Sepeninggal Yoongi, Taehyung membalik tubuh. Ia tak berkata apa pun, namun orang paling tidak peka saja seharusnya tahu; hazelnya menyiratkan kekecewaan. Mungkin stok sabarnya benar-benar sudah limit, tapi siapa tahu Taehyung punya cadangan—karena ia masih sempat menghela napas dan meleburkan seluruh atensi pada Jeongguk.

"Tolong jangan katakan hal menyakitkan pada Yoongi hyung. Aku tidak ingin dia terlibat di sini. Cukup kau dan aku saja," katanya, tidak berusaha menyembulkan nada persuasif di setiap kalimatnya. "Throw it all on me, I'll be fine. But not hyung. Please not hyung."

"Even when he made you dressed like this?" Jeongguk mengangkat sebelah alis; menantang.

"Define 'this'." Taehyung berucap; menyedekapkan lengan di depan dada. "If by this you mean like a slut, tell me. If you're not going to give me attention, I'll happily sought it from someone else." Rahang Jeongguk mengeras; nada Taehyung mulai terdengar panas. "Who knows, mungkin kau memberikan perhatianmu untuk jalang lain selama aku bermain-main dengan hadiah-hadiahmu."

Taehyung literally melonjak kaget saat Jeongguk menutup sebelah pintu walk-in closetnya dengan gerakan buas. Pandangannya getir; dan Taehyung tak mungkin melewatkan bagaimana napasnya pendek dan sulit.

"You don't talk to me like that." Ujung jarinya menuding Taehyung dengan telak. Nadanya rendah. Jeon Jeongguk yang terkenal dingin dan tak berperasaan kini benar-benar menunjukkan wujudnya di hadapan Taehyung. "You don't talk to me when I'm the one who—"

Gerakan tangan Taehyung bergerak lebih cepat dibanding akal sehatnya.

"I hope you have enough pride walking around your guest with my handprint on your face."

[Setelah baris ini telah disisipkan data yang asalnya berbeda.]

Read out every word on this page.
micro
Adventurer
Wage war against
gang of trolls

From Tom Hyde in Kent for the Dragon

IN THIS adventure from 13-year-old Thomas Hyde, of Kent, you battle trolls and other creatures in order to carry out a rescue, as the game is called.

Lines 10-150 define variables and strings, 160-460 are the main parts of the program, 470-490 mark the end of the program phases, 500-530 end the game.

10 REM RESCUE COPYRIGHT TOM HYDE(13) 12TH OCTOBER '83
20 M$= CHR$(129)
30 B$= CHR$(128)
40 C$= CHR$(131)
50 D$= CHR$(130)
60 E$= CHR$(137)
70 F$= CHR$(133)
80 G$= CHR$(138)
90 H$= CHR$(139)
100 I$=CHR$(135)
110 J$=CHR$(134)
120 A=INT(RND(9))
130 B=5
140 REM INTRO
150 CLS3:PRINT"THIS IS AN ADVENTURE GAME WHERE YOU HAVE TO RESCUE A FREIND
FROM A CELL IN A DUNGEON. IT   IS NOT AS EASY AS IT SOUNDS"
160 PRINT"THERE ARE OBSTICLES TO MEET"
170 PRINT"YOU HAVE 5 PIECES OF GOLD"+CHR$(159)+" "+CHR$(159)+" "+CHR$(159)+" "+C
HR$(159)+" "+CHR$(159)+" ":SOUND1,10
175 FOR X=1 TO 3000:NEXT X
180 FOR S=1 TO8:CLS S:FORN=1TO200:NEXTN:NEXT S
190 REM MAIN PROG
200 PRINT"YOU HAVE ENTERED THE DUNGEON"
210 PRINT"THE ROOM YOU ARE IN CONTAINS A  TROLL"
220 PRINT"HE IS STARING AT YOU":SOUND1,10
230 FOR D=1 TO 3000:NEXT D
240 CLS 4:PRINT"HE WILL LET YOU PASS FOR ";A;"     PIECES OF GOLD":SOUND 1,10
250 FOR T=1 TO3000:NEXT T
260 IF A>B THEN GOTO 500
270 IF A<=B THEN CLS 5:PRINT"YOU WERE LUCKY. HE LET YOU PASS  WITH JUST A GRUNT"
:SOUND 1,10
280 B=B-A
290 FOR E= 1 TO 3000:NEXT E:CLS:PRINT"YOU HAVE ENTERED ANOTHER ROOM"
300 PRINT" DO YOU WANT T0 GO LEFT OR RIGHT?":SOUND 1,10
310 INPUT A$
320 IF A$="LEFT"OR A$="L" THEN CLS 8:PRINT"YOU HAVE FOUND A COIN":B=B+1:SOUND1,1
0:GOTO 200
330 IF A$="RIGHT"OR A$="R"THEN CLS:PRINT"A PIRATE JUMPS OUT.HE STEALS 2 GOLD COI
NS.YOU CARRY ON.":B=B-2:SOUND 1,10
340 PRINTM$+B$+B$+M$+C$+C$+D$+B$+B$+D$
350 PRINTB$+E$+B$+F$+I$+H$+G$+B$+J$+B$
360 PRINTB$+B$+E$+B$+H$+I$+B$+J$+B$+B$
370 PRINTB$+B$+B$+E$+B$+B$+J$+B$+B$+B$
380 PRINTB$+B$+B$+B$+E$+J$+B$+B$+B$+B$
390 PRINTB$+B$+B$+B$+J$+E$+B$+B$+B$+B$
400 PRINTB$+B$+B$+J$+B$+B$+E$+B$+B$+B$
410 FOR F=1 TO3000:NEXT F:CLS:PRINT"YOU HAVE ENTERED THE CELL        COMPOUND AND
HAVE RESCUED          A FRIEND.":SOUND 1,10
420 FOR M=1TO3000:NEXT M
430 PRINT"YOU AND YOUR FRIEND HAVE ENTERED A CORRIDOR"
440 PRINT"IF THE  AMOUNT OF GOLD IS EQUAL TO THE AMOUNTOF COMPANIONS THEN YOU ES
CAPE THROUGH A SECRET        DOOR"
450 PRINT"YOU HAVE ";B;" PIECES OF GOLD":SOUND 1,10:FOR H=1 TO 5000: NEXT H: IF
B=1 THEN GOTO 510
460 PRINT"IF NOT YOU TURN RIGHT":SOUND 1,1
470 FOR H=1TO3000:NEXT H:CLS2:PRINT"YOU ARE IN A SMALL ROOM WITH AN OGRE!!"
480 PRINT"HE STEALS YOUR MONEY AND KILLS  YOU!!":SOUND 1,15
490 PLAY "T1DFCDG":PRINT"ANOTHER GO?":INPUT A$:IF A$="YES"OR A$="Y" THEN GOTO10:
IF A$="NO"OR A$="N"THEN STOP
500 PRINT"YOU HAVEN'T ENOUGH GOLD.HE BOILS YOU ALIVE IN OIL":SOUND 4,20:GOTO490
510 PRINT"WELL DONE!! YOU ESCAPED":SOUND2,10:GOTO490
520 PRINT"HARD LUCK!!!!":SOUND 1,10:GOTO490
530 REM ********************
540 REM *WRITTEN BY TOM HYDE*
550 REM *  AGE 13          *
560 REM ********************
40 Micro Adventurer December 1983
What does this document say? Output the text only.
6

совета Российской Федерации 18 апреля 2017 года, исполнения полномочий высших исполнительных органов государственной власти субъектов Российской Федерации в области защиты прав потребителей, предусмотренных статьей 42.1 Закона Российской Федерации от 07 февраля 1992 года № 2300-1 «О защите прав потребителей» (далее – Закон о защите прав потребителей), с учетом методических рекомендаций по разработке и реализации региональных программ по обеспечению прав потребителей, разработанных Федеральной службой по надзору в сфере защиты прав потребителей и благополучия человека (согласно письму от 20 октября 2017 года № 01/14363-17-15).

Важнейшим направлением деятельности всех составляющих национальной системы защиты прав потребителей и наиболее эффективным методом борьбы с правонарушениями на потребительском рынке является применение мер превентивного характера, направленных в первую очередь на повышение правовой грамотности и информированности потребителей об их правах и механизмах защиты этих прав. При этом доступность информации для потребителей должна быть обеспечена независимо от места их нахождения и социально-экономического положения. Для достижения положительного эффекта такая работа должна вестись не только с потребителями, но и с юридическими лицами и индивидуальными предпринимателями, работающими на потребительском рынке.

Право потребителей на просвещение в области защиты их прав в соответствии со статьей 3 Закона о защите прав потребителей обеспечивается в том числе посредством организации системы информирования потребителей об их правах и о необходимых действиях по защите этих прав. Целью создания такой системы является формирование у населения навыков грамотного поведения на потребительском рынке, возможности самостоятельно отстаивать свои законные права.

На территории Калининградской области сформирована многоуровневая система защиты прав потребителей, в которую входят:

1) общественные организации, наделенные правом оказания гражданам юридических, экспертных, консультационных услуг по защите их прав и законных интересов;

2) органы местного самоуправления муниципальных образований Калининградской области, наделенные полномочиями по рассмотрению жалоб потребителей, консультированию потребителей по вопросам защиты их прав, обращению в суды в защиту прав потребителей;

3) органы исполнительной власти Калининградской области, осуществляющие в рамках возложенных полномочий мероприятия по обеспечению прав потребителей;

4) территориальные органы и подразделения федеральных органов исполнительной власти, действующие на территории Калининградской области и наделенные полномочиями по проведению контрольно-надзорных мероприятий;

Mansion keluarga Jeon tak hanya memamerkan kekayaan dan arogansi pemiliknya, namun menyiratkan pula apa yang kau sebut kesendirian. Patung gargoyle di pintu utama menyambut para tamu dengan kerling matanya yang menakutkan; seolah memberi peringatan pertama untukmu agar tak bermain-main dengan pemilik mansion kehormatan.

Setelahnya, dua hingga delapan penjaga berjejer; menyambut pula, tapi setidaknya dengan sedikit keramah-tamahan. Berpuluh-puluh mobil mewah melintas di depan tangga pualam; lantas beriring-iringan dibimbing ke taman parkiran.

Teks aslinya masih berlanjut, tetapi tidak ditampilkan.